Remove Duplicates - Keep Most Current Instance?

I have a table of Opportunities from Salesforce that I am pulling into Domo, and Appending on a regular basis, for any Opportunities that were modified by a User or Automated Process in the last day. The purpose would be to have the most current records of all fields, for every Opportunity.

 

What I'm finding is that I most definitely need to de-duplicate in order to have accurate data. However, I'm concerned using the Duplicate Remover in MagicETL, on how to ensure that the Opportunity that is left in the Dataset, is the most current version.

 

What is the best way to approach this?

Best Answer

  • zcameron
    zcameron admin
    Accepted Answer

    The method I describe in the document I uploaded on that thread doesn't actually use the remove duplicates method for that reason. I'll post the doc again here. Take a look and see if it makes any sense for you.

     

    One note is that you can skip the SELECT COLUMNS transform if in your append transform you choose to include columns that come from the branch that contains your NEW data. It will then automatically remove all the column names with "_1" attached.

Answers

  • Echelon,

     

    I use a technique called a Recursive Dataflow to handle this type of situation. There's documentation in the Help Center about how to do this. Also, check out this thread in Dojo for a conversation about this topic and a document I posted with instructions on how to do it in Magic ETL.

     

    I hope that helps!

  • I did find that, and it has definitely got me in the right direction.

     

    One piece that I can't figure out though, is how does the de-duplicating determing which row to remove and which to leave?

     

    What I need to do, is to update the Table that I am creating, and replace it if there is an updated version of a row, with new information. I'm not sure how to remove the old row out of the Table.

     

    In my case I know I would use a unique identifier (ID in my case), but also a Modified Date. Whatever is older, I would filter/remove.
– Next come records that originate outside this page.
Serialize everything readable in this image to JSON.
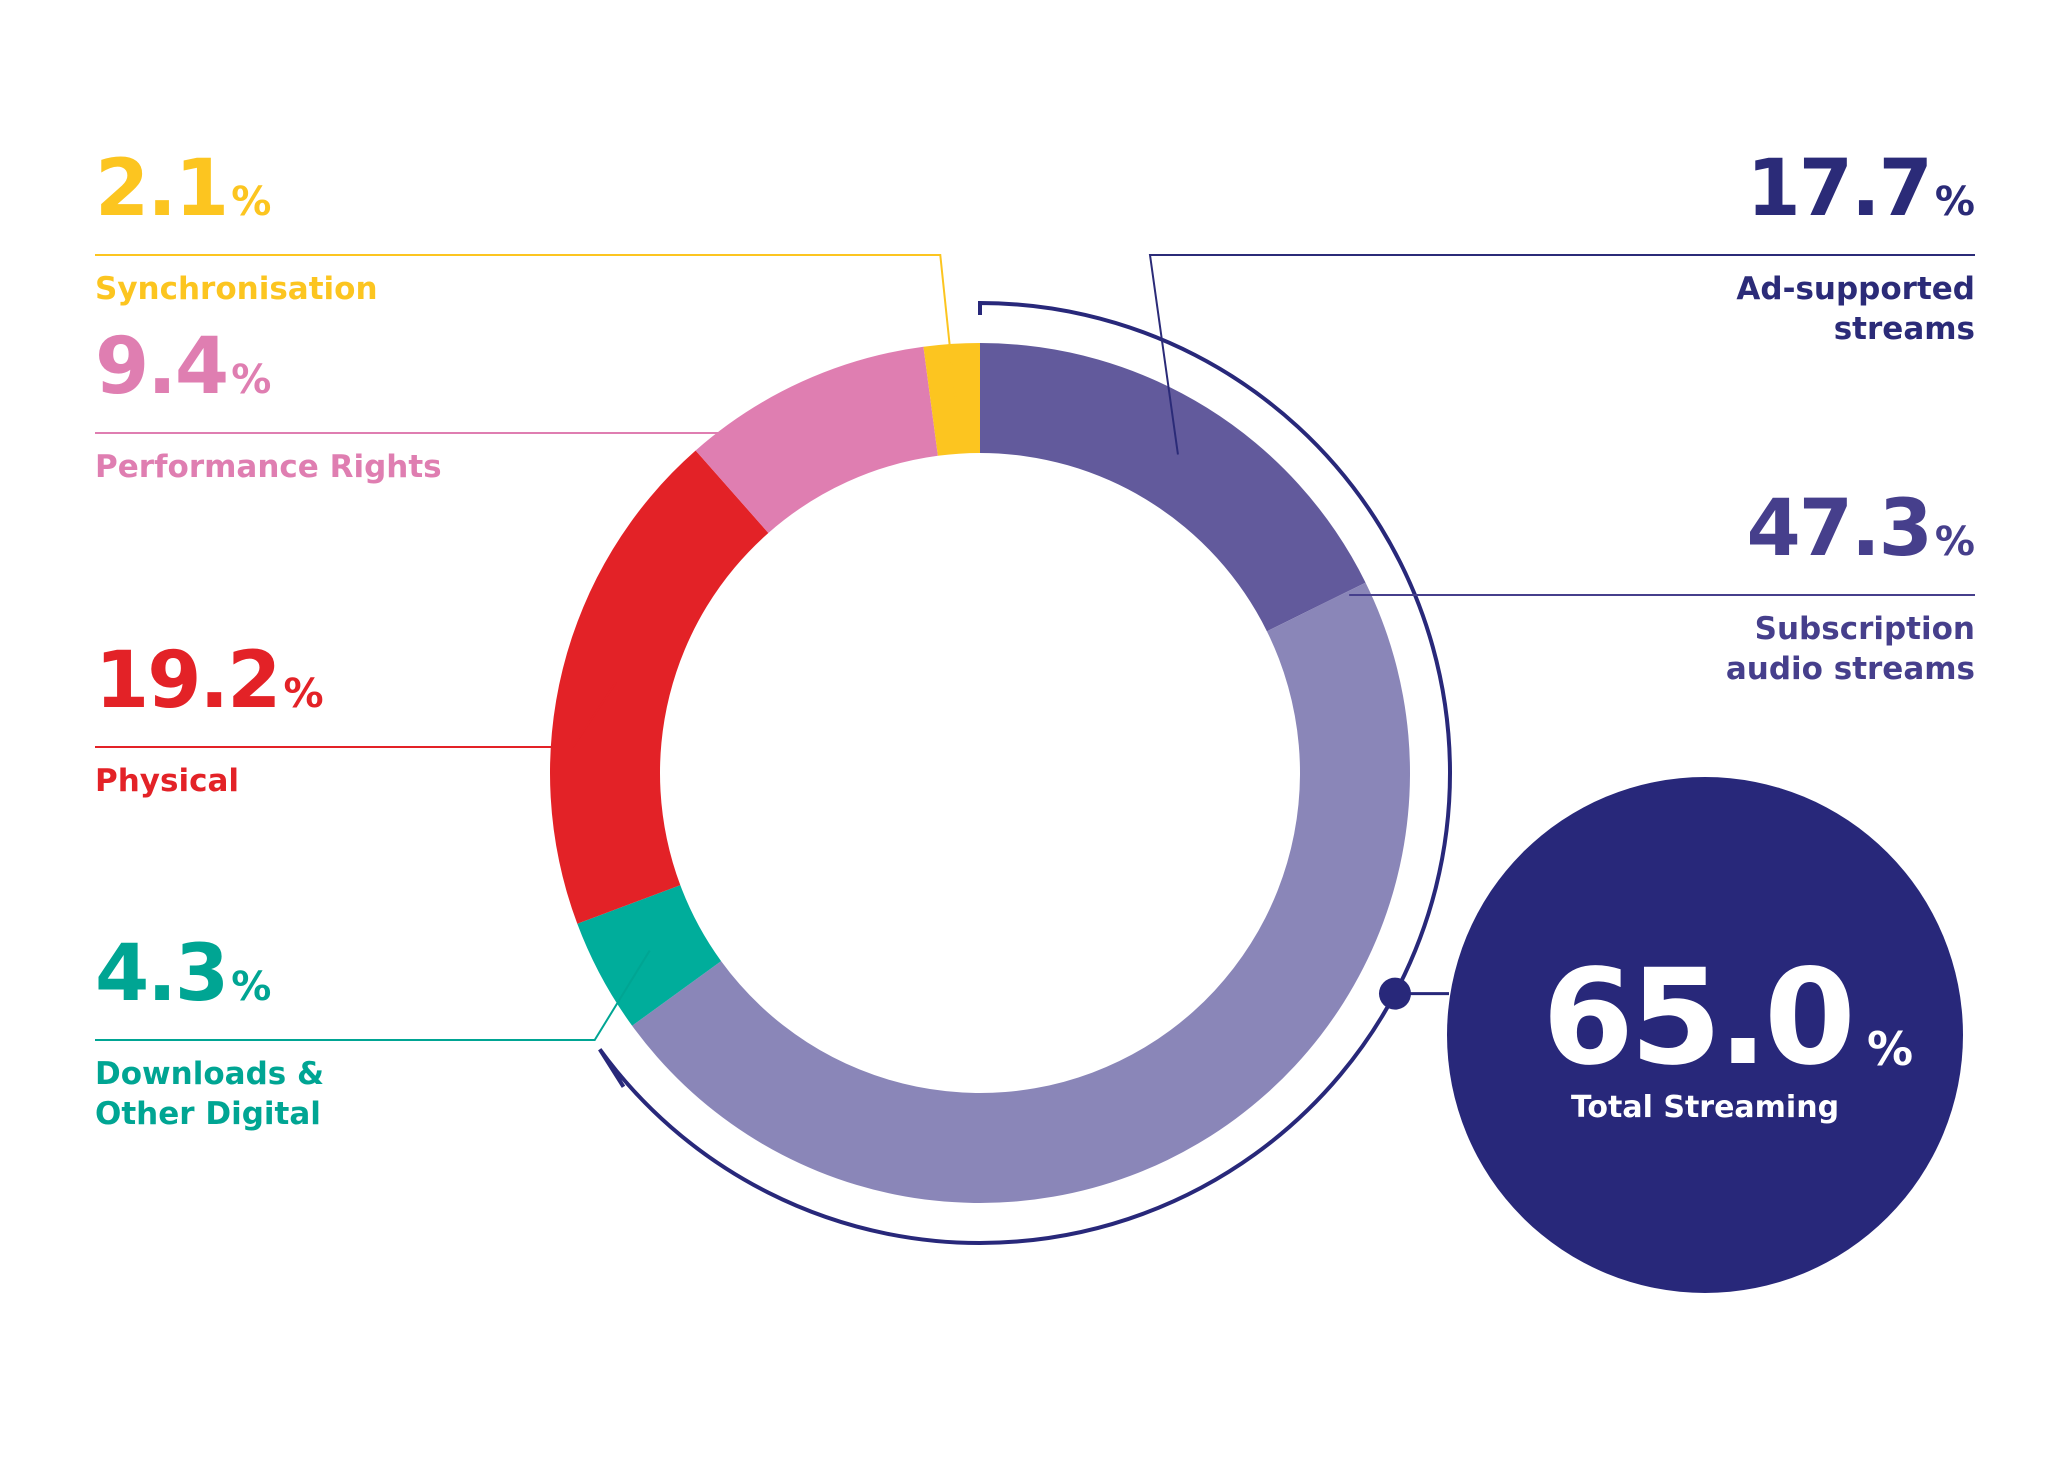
{
  "chart_data": {
    "type": "pie",
    "variant": "donut",
    "segments": [
      {
        "name": "Ad-supported streams",
        "label_lines": [
          "Ad-supported",
          "streams"
        ],
        "value": 17.7,
        "value_text": "17.7",
        "color": "#625a9c",
        "label_color": "#2b2b78",
        "side": "right"
      },
      {
        "name": "Subscription audio streams",
        "label_lines": [
          "Subscription",
          "audio streams"
        ],
        "value": 47.3,
        "value_text": "47.3",
        "color": "#8a86b8",
        "label_color": "#463f8c",
        "side": "right"
      },
      {
        "name": "Downloads & Other Digital",
        "label_lines": [
          "Downloads &",
          "Other Digital"
        ],
        "value": 4.3,
        "value_text": "4.3",
        "color": "#00ad9b",
        "label_color": "#00a593",
        "side": "left"
      },
      {
        "name": "Physical",
        "label_lines": [
          "Physical"
        ],
        "value": 19.2,
        "value_text": "19.2",
        "color": "#e32227",
        "label_color": "#e32227",
        "side": "left"
      },
      {
        "name": "Performance Rights",
        "label_lines": [
          "Performance Rights"
        ],
        "value": 9.4,
        "value_text": "9.4",
        "color": "#df7eb1",
        "label_color": "#df7eb1",
        "side": "left"
      },
      {
        "name": "Synchronisation",
        "label_lines": [
          "Synchronisation"
        ],
        "value": 2.1,
        "value_text": "2.1",
        "color": "#fcc520",
        "label_color": "#fcc520",
        "side": "left"
      }
    ],
    "percent_symbol": "%",
    "total": {
      "name": "Total Streaming",
      "value": 65.0,
      "value_text": "65.0",
      "color": "#28287a",
      "text_color": "#ffffff"
    },
    "bracket_color": "#28287a"
  }
}
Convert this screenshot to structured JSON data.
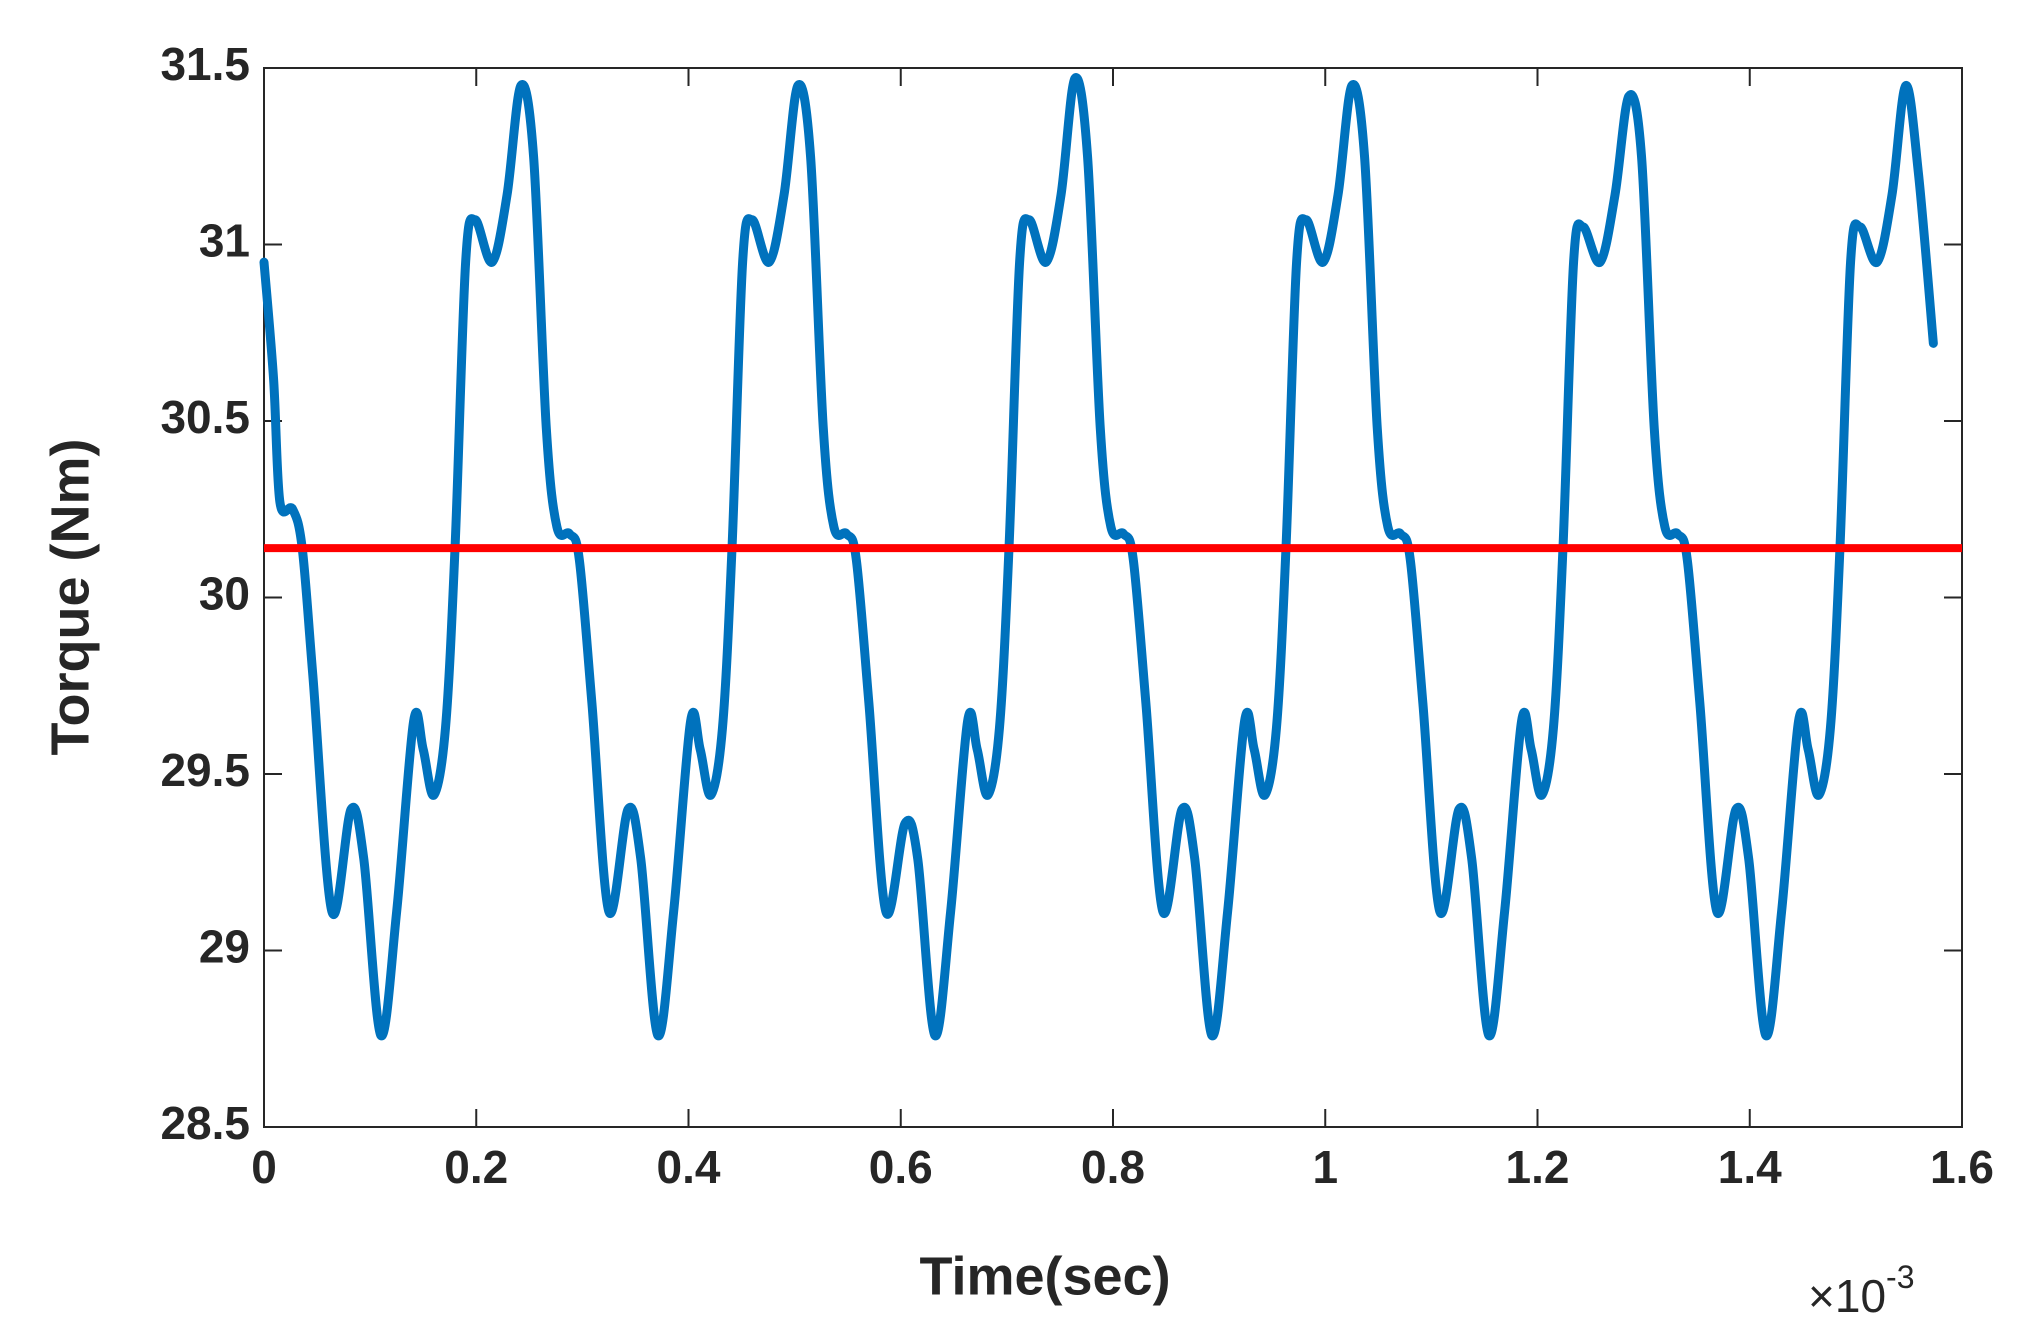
{
  "chart_data": {
    "type": "line",
    "xlabel": "Time(sec)",
    "ylabel": "Torque (Nm)",
    "x_multiplier": "×10",
    "x_multiplier_exponent": "-3",
    "xlim": [
      0,
      1.6
    ],
    "xticks": [
      0,
      0.2,
      0.4,
      0.6,
      0.8,
      1,
      1.2,
      1.4,
      1.6
    ],
    "ylim": [
      28.5,
      31.5
    ],
    "yticks": [
      28.5,
      29,
      29.5,
      30,
      30.5,
      31,
      31.5
    ],
    "reference_line": {
      "value": 30.14,
      "color": "#ff0000"
    },
    "series": [
      {
        "color": "#0072bd",
        "x": [
          0,
          0.009,
          0.015,
          0.027,
          0.036,
          0.046,
          0.064,
          0.082,
          0.094,
          0.11,
          0.125,
          0.141,
          0.15,
          0.16,
          0.171,
          0.18,
          0.19,
          0.199,
          0.215,
          0.229,
          0.242,
          0.254,
          0.266,
          0.276,
          0.288,
          0.297,
          0.309,
          0.325,
          0.343,
          0.355,
          0.371,
          0.386,
          0.402,
          0.411,
          0.421,
          0.432,
          0.441,
          0.451,
          0.46,
          0.476,
          0.49,
          0.503,
          0.515,
          0.527,
          0.537,
          0.549,
          0.558,
          0.57,
          0.586,
          0.604,
          0.616,
          0.632,
          0.647,
          0.663,
          0.672,
          0.682,
          0.693,
          0.702,
          0.712,
          0.721,
          0.737,
          0.751,
          0.764,
          0.776,
          0.788,
          0.798,
          0.81,
          0.819,
          0.831,
          0.847,
          0.865,
          0.877,
          0.893,
          0.908,
          0.924,
          0.933,
          0.943,
          0.954,
          0.963,
          0.973,
          0.982,
          0.998,
          1.012,
          1.025,
          1.037,
          1.049,
          1.059,
          1.071,
          1.08,
          1.092,
          1.108,
          1.126,
          1.138,
          1.154,
          1.169,
          1.185,
          1.194,
          1.204,
          1.215,
          1.224,
          1.234,
          1.243,
          1.259,
          1.273,
          1.286,
          1.298,
          1.31,
          1.32,
          1.332,
          1.341,
          1.353,
          1.369,
          1.387,
          1.399,
          1.415,
          1.43,
          1.446,
          1.455,
          1.465,
          1.476,
          1.485,
          1.495,
          1.504,
          1.52,
          1.534,
          1.547,
          1.559,
          1.573
        ],
        "values": [
          30.95,
          30.62,
          30.27,
          30.25,
          30.14,
          29.78,
          29.11,
          29.4,
          29.26,
          28.76,
          29.11,
          29.65,
          29.57,
          29.44,
          29.63,
          30.14,
          30.95,
          31.07,
          30.95,
          31.14,
          31.45,
          31.25,
          30.48,
          30.2,
          30.18,
          30.11,
          29.7,
          29.11,
          29.4,
          29.26,
          28.76,
          29.11,
          29.65,
          29.57,
          29.44,
          29.63,
          30.14,
          30.95,
          31.07,
          30.95,
          31.14,
          31.45,
          31.25,
          30.48,
          30.2,
          30.18,
          30.11,
          29.7,
          29.11,
          29.36,
          29.26,
          28.76,
          29.11,
          29.65,
          29.57,
          29.44,
          29.63,
          30.14,
          30.95,
          31.07,
          30.95,
          31.14,
          31.47,
          31.25,
          30.48,
          30.2,
          30.18,
          30.11,
          29.7,
          29.11,
          29.4,
          29.26,
          28.76,
          29.11,
          29.65,
          29.57,
          29.44,
          29.63,
          30.14,
          30.95,
          31.07,
          30.95,
          31.14,
          31.45,
          31.25,
          30.48,
          30.2,
          30.18,
          30.11,
          29.7,
          29.11,
          29.4,
          29.26,
          28.76,
          29.11,
          29.65,
          29.57,
          29.44,
          29.63,
          30.14,
          30.95,
          31.05,
          30.95,
          31.14,
          31.42,
          31.25,
          30.48,
          30.2,
          30.18,
          30.11,
          29.7,
          29.11,
          29.4,
          29.26,
          28.76,
          29.11,
          29.65,
          29.57,
          29.44,
          29.63,
          30.14,
          30.95,
          31.05,
          30.95,
          31.14,
          31.45,
          31.2,
          30.72
        ]
      }
    ]
  }
}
  • This did it - I'm 99% sure I'm pulling in the correct data now...only 1% not sure, because the rows don't EXACTLY match between what's directly in Salesforce, and what is being spit out through the ETL. But, I think it must be just from lag time between the systems.

     

    Thanks so much for the help!

  • Glad to hear it!

     

    Nice work!

  • Putting this out there for any future users, but I was looking at some of my datasets and it seems to have still not been working correctly. I've gone through the Recursive so many times, my head is spinning.

     

    BUT, I think I have found a much easier alternative with the recent Domo update of "Rank and Window". By appending a historical dataset with a newer data pull, I set the two tables to join in a Magic ETL. After, I ranked based off of the unique record ID, and then the SystemModDate in descending order. Then I brought in a Remove Duplicates based on the unique record ID, and I'm left with the most recent record in my dataset.

  • sdr
    sdr ⚪️

    Does this technique require starting with a dataset that's already free of duplicates? It will append rows that are not dupes, but it won't dedupe this original data. Is that right?